Shopify (SHOP) can maintain its current free cash flow margins even as it becomes a cash taxpayer, with employee headcount expected to remain steady at about 8,000, Oppenheimer said in a note Thursday.
Analysts, including Ken Wong, said that for fiscal 2026, they expect Shopify to sustain high-teens free cash flow margins. The lapping of prior headwinds, including promotional programs and PayPal (PYPL)-related impacts, and revenue from apps and themes, should help offset margin pressure from a growing payments mix.
The company's management also said that artificial intelligence investments are already reflected in gross margins and should not meaningfully weigh on profitability, they added.

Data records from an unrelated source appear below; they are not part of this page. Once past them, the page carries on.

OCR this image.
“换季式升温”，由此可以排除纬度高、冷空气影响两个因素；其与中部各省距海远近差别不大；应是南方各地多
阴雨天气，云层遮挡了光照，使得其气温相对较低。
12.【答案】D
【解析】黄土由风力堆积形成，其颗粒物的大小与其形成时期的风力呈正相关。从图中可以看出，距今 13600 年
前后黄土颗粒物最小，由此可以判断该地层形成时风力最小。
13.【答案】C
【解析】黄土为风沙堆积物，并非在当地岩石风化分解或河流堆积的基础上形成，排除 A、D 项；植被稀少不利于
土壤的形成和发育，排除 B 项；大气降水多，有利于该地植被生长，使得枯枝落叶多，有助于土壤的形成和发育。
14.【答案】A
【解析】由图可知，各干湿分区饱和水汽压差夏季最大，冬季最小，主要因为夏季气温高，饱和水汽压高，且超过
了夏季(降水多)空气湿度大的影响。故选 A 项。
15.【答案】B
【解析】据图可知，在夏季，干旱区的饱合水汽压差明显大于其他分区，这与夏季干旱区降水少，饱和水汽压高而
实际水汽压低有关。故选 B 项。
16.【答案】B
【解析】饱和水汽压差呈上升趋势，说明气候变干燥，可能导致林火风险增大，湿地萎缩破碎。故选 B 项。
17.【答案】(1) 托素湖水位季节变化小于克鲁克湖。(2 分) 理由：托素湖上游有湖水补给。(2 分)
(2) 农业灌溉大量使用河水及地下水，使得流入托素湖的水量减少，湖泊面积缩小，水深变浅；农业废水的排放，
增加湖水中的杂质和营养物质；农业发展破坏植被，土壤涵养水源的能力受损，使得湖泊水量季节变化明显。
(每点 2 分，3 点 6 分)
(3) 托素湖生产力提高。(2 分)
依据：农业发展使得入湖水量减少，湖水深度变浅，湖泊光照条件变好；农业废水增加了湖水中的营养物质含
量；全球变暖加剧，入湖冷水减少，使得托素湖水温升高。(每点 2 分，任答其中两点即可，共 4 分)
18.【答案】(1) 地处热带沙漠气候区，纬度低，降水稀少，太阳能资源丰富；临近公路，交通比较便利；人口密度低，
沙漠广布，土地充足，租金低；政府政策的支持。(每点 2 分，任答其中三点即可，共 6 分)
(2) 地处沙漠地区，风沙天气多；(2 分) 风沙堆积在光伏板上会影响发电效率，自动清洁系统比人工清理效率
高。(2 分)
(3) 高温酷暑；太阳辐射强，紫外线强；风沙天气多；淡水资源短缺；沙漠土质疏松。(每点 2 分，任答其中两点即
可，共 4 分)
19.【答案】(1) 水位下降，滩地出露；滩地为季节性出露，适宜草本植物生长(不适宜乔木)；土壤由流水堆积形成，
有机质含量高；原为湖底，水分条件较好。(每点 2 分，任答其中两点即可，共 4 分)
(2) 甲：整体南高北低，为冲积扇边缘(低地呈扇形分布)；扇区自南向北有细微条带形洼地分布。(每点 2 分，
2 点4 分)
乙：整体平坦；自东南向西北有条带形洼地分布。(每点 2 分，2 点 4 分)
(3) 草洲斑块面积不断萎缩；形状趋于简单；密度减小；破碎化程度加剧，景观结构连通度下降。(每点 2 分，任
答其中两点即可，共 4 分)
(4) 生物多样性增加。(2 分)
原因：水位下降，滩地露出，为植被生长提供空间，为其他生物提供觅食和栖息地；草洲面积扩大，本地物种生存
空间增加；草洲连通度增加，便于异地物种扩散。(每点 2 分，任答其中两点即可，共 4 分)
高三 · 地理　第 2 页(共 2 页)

Some investors see a risk that Q1 operating expenses could rise faster than expected, as Q1 typically has the highest customer acquisition costs. Management contextualized recent media reports about layoffs, saying that they reflect routine resource reallocation efforts, not a reduction in force, or RiF. Overall, Shopify's headcount is expected to remain stable at around 8,000 employees, the analysts said.
"We are confident in Shopify's multi-year growth potential. Shopify is a generational technology disruptor in a large and underpenetrated Digital Commerce opportunity," the analysts added.
Oppenheimer has an outperform rating and a $200 price target on Shopify.